An email from BOB C. in SUTHERLIN, OR
May 27, 2010
“These were near Prospect. As far as I know, spring kings don’t fruit under 2500 feet in our area. Many people think they’re mycorhizal with grand fir, so I look for a grand fir and then look nearby, a lot further out than the dripline. If there’s lots of grand fir then I just walk and watch the ground for a bump or a bump with a crack where it looks like the soil’s being pushed up from underneath. Early in the season they’re by roadsides, later in deep woods. You can follow them up the mountain. A Prineville resident told me that they find them around Father’s day there. They young ones fetch the most money, but the older ones have more flavor. More on preparation at another time! Bob
Gyromitra gigas is also called Gyromitra montana in our part of the country, though the DNA work for a final name decision has not been made to my knowledge. I just go with G. gigas because it is what I know right now and most mushroom books continue to use. At this moment, G.gigas is in the woods in large numbers with a correspoonding number of questions about its edibility.

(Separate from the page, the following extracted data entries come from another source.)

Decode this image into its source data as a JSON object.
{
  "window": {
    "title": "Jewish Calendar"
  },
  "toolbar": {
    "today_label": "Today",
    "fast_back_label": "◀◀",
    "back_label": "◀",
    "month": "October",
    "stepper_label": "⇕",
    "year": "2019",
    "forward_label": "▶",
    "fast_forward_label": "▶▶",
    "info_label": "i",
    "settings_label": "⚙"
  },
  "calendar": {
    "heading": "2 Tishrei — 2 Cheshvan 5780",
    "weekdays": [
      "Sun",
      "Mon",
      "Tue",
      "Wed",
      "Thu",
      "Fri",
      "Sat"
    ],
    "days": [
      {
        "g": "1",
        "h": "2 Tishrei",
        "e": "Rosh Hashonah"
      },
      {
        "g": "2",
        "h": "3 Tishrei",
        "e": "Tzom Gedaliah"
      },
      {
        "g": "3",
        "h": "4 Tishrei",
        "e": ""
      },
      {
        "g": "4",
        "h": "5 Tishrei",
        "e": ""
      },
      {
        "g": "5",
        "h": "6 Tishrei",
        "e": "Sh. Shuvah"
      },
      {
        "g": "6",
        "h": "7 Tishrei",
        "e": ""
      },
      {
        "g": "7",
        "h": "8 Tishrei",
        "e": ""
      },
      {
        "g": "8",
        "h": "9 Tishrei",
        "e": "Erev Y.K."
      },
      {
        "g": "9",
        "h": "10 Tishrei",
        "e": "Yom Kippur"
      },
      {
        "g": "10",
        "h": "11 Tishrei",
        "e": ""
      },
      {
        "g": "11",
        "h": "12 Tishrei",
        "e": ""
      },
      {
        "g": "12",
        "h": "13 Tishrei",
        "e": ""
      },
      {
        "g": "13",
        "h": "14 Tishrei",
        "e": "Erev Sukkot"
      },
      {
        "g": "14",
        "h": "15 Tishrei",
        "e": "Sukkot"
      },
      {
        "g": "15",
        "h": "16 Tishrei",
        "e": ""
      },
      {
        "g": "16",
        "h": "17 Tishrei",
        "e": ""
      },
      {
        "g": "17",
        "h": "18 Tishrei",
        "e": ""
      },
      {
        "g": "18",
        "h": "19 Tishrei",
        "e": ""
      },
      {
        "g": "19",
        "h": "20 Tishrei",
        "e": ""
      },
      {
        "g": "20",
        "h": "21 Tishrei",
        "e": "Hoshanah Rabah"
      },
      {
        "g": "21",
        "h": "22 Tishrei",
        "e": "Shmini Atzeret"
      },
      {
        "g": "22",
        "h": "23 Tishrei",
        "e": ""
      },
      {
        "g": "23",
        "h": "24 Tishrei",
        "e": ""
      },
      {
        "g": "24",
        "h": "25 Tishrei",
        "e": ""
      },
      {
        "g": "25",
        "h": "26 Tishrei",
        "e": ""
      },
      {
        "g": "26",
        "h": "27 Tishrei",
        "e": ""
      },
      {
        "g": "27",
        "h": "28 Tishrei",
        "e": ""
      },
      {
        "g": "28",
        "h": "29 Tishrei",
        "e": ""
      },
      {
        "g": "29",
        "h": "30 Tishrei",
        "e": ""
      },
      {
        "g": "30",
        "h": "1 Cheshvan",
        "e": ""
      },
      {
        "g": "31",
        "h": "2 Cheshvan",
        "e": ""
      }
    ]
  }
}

What I have read and heard from “old timers,” is that “Bull’s nose” has been eaten by many people through the years. Some say they parboil the slices, drain off the liquid, parboil again, drain, then fry up and eat. (Don’t breathe in the steam while boiling!) I say, why bother? We have tried it this way once or twice and I can still say, why bother? I know it is a temptingly large mushroom that can fruit in quantities when few others are out there, but some Gyromitras are known to contain a carcinogenic toxin, gyromitrin, which is said to accumulate in your body over time. This means you could eat it for a long time with little ill effect until many years later. G. gigas (a.k.a. G. montana) is not known to contain large quantities of this, but they can’t test all of them, so I personally can skip the possibility of toxin build up. I suggest you do the same unless you know other information about G. gigas and we would love to hear it.
Gyromitra gigas comes up early, right after the snow melts, so morels should follow . Check the same areas another week later.